Wishing everyone a restful Earth Day today. In a series of Natural Dye Tips, I'd love to share one recipe for how to create your own brew of indigo dye - with discarded fruit.
Plant based indigo is a wonderful dye colour that we have used and loved in our designs for a couple of years now. With Pantone declaring "Anti-Anxiety Blue" the colour of 2020, I think more blues in this current global climate is more important now more than ever. Let's integrate more calming, oceanic blue palettes into our interiors, eh? x
An Organic Indigo Vat requires a 1-2-3 ratio of
1 00gx Indigo base material, often ground up indigofera tinctoria plant
2 00gx Alkaline Base in the form of Pickeling Lime, often found in your local garden shop
3 00gx Antioxidant Component in the form of Fructose, which you can also create yourself from discarded fruit and vegetable scraps.
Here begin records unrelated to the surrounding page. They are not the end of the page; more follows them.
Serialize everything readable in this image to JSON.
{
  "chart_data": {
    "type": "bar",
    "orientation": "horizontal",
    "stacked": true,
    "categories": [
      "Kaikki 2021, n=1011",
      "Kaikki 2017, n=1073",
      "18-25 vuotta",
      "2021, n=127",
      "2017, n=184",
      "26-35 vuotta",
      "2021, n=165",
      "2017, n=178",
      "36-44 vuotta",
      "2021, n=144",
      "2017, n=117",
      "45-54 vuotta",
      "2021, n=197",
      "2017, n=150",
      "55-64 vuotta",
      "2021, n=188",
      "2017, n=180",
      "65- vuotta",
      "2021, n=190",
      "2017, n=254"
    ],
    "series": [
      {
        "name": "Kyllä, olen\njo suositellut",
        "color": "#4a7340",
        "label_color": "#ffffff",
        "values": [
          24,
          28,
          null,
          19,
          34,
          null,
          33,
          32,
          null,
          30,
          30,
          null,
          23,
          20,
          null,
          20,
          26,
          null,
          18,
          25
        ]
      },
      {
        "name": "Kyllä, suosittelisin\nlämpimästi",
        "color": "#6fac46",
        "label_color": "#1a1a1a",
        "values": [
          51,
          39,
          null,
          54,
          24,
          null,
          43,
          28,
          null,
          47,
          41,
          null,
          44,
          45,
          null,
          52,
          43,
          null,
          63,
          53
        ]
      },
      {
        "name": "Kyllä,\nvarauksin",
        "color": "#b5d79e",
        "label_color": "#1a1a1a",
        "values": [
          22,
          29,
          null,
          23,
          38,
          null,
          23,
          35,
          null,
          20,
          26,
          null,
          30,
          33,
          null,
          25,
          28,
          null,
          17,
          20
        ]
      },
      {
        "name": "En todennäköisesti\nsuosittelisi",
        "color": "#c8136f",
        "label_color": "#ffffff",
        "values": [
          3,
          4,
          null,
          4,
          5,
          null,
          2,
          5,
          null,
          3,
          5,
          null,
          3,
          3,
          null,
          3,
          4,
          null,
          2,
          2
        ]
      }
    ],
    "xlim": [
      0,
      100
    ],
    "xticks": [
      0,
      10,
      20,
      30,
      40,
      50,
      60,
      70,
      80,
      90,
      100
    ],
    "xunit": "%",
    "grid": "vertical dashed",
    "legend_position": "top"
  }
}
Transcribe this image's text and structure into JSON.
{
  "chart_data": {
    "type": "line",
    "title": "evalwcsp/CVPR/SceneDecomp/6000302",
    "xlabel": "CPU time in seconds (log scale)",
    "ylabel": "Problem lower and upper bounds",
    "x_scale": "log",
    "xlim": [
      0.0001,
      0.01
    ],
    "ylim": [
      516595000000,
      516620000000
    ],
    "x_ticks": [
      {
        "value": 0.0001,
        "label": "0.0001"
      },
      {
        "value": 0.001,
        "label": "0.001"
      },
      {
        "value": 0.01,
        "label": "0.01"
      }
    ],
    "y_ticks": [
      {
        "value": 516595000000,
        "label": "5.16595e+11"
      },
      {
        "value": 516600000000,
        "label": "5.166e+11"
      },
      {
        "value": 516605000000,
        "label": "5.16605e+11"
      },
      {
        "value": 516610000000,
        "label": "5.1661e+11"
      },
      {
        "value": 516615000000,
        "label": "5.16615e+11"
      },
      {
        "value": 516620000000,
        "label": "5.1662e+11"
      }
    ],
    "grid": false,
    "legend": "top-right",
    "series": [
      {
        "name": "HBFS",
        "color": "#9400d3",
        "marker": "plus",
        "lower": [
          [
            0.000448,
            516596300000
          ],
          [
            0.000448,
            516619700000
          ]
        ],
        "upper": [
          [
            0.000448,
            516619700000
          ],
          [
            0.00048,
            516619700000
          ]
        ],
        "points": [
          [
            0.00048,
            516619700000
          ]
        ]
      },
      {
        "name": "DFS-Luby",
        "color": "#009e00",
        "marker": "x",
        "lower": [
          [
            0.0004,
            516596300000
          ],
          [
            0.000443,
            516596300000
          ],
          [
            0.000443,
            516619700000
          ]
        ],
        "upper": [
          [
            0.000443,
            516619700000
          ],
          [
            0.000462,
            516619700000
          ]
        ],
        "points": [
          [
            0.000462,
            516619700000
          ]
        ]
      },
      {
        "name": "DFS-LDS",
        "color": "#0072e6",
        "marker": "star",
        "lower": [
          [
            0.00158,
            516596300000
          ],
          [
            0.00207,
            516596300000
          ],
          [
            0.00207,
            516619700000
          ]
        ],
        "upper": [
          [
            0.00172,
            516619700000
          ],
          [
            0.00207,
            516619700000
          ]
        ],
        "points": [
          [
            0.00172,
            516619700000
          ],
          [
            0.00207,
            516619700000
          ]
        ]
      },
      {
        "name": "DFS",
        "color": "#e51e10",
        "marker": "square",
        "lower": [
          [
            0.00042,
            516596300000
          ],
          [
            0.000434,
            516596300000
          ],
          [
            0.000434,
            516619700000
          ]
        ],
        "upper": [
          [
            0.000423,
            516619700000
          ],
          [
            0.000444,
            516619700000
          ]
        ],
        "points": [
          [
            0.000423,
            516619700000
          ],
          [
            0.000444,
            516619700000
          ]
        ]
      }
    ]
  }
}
Indigo Dye powder becomes active once the oxygen is essentially activated and then stripped from the dye. This process allows the dye to bond to your fabric and thus create that beautiful colour.
The first step to approaching your organic dye vat is to gather together a large pot (we tend to use a 19 liter pot), gram scale, and a clean heating surface away from food. If using your kitchen, please thoroughly before / after use.
Please also be sure to wear a dust mask, which are generally handy these days all around.
Gather together you 100g indigo dye, 200g Pickeling Lime, and 300g Fructose Powder or home-made syrup in separate containers.
Add 20ml of warm water to your 100g indigo in a small container and massage the powder into a fine paste. This will activate / hydrate the indigo.
In a separate container or mason jar add 500 ml of hot water to 200g of Pickeling Lime.
Then combine the Indigo Powder with Pickeling Lime gently. The Pickeling Lime adds Alkalinity to the Indigo Powder - an essential step in this natural chemical process.
Now prepare yourself for the magic.
Add your final component, the Frucose element and fill the remainder of the mason jar with hot water and leave for about an hour.
The solution, if ready, should have a green-yellow colour, and soon form a "brown flower" or foam at the top of the liquid. At this stage, your solution is read for dyeing on your fabric.
This is a delicate process and may require a few takes to achieve that final reaction but once you do, it is so worth it.